To create the necessary template-files in your current-directory you should enter:
$ pandalone excel
You could type instead pandalone excel {file_path} to specify a different destination path.
[TBD]
Python usage
Example python REPL (Read-Eval-Print Loop) example-commands are given below that setup and run an experiment.
First run command(python) or command(ipython) and try to import the project to check its version:
code-block:
>>> import pandalone >>> pandalone.__version__ ## Check version once more. '0.1.12.dev0' >>> pandalone.__file__ ## To check where it was installed. # doctest: +SKIP /usr/local/lib/site-package/pandalone-...
If everything works, create the data-tree to hold the input-data (strings and numbers). You assemble data-tree by the use of:
sequences,
dictionaries,
class(pandas.DataFrame),
class(pandas.Series), and
URI-references to other data-trees.
[TBD]
Getting Involved
This project is hosted in github. To provide feedback about bugs and errors or questions and requests for enhancements, use github’s Issue-tracker.
Sources & Dependencies
To get involved with development, you need a POSIX environment to fully build it (Linux, OSX or Cygwin on Windows).
First you need to download the latest sources:
$ git clone https://github.com/pandalone/pandalone.git pandalone.git
$ cd pandalone.git
Liclipse IDE
Within the sources there are two sample files for the comprehensive LiClipse IDE:
file(eclipse.project)
file(eclipse.pydevproject)
Remove the eclipse prefix, (but leave the dot(.)) and import it as “existing project” from Eclipse’s File menu.
Another issue is caused due to the fact that LiClipse contains its own implementation of Git, EGit, which badly interacts with unix symbolic-links, such as the file(docs/docs), and it detects working-directory changes even after a fresh checkout. To workaround this, Right-click on the above file Properties --> Team --> Advanced --> Assume Unchanged
Then you can install all project’s dependencies in `development mode using the file(setup.py) script:
$ python setup.py --help ## Get help for this script.
Common commands: (see '--help-commands' for more)
setup.py build will build the package underneath 'build/'
setup.py install will install the package
Global options:
--verbose (-v) run verbosely (default)
--quiet (-q) run quietly (turns verbosity off)
--dry-run (-n) don't actually do anything
...
$ python setup.py develop ## Also installs dependencies into project's folder.
$ python setup.py build ## Check that the project indeed builds ok.
You should now run the test-cases to check that the sources are in good shape:
$ python setup.py test
Note
The above commands installed the dependencies inside the project folder and for the virtual-environment. That is why all build and testing actions have to go through python setup.py {some_cmd}.
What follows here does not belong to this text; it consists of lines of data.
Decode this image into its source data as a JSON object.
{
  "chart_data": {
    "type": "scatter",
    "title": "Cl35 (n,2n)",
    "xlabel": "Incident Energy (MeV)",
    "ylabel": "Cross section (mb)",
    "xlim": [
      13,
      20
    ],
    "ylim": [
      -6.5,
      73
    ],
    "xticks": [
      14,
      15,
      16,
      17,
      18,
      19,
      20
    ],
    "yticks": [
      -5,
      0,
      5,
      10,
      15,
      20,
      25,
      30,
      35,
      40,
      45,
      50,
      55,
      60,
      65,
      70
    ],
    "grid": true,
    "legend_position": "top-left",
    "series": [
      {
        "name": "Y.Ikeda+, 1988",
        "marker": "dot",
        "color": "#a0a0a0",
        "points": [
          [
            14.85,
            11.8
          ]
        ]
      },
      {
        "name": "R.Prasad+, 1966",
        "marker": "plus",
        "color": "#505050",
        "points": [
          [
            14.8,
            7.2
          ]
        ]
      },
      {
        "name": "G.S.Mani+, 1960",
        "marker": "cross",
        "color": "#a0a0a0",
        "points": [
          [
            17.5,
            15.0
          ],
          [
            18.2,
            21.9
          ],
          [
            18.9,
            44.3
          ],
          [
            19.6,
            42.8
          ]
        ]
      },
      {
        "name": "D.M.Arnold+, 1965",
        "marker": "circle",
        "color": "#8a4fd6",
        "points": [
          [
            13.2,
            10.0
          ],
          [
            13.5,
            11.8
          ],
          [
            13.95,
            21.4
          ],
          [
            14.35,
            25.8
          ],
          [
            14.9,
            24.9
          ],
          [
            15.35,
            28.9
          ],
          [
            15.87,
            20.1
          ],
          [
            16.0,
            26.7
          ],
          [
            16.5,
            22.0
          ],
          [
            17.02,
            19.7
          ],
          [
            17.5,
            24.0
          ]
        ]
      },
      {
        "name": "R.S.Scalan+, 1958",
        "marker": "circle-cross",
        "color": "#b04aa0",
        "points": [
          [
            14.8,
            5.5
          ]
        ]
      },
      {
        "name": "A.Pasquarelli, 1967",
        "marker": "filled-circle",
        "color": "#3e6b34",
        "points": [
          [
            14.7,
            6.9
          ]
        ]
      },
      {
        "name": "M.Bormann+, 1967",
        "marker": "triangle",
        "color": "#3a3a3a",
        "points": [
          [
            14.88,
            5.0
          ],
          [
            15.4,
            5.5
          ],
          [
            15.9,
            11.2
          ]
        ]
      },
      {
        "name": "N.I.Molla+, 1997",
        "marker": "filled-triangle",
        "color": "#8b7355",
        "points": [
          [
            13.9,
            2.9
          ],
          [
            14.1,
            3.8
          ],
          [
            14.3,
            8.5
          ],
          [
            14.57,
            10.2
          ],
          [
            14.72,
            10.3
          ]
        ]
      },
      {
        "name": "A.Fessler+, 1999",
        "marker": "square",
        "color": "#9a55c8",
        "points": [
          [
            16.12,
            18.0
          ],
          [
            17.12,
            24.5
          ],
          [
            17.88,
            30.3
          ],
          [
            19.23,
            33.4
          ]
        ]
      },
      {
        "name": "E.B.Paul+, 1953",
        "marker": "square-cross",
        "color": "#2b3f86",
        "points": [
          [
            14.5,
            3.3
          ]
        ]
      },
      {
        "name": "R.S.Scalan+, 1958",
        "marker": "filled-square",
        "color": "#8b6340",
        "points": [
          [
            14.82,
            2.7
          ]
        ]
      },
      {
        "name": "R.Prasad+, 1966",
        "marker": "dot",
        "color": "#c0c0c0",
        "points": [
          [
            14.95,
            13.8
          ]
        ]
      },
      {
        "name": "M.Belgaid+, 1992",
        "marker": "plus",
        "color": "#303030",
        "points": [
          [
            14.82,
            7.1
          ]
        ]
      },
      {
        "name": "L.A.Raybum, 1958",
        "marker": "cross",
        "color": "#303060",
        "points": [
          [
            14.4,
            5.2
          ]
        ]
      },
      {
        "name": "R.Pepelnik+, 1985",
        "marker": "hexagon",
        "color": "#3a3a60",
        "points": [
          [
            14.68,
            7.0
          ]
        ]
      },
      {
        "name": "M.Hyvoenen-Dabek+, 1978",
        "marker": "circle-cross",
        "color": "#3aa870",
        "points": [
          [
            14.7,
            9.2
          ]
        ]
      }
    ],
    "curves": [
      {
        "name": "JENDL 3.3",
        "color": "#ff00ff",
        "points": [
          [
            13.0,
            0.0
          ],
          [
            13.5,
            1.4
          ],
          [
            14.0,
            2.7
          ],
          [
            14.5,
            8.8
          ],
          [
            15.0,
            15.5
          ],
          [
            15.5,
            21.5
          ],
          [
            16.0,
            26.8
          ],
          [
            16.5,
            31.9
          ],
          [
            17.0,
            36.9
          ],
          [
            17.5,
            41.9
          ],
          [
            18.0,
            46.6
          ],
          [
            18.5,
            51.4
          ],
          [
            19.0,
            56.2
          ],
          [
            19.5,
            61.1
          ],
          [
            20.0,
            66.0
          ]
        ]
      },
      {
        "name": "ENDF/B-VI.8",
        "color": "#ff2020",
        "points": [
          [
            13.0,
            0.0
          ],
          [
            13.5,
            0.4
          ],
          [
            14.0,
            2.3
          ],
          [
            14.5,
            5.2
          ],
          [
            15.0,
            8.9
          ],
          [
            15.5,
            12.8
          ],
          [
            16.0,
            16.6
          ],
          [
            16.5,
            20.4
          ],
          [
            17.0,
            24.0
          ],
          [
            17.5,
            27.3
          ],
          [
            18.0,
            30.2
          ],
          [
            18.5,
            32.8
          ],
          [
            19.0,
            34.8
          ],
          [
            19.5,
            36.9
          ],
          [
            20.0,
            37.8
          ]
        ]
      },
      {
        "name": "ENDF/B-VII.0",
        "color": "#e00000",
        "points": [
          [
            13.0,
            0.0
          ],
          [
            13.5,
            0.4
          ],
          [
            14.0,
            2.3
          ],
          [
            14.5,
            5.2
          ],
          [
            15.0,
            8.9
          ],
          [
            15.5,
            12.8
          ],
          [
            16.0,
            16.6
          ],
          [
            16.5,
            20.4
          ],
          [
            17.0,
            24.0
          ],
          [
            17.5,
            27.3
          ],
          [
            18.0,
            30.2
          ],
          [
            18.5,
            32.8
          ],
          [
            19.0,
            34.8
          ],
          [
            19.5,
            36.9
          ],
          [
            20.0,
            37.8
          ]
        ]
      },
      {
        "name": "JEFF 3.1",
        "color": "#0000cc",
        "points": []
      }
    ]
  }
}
If you are dealing with installation problems and/or you want to permantly install dependant packages, you have to deactivate the virtual-environment and start installing them into your base python environment:
$ deactivate
$ python setup.py develop
or even try the more permanent installation-mode:
$ python setup.py install # May require admin-rights
Design
FAQ
Why another XXX? What about YYY?
These are the knowingly related python projects:
OpenMDAO: It has influenced pandalone’s design. It is planned to interoperate by converting to and from it’s data-types. But it works on python-2 only and its architecture needs attending from programmers (no setup.py, no official test-cases).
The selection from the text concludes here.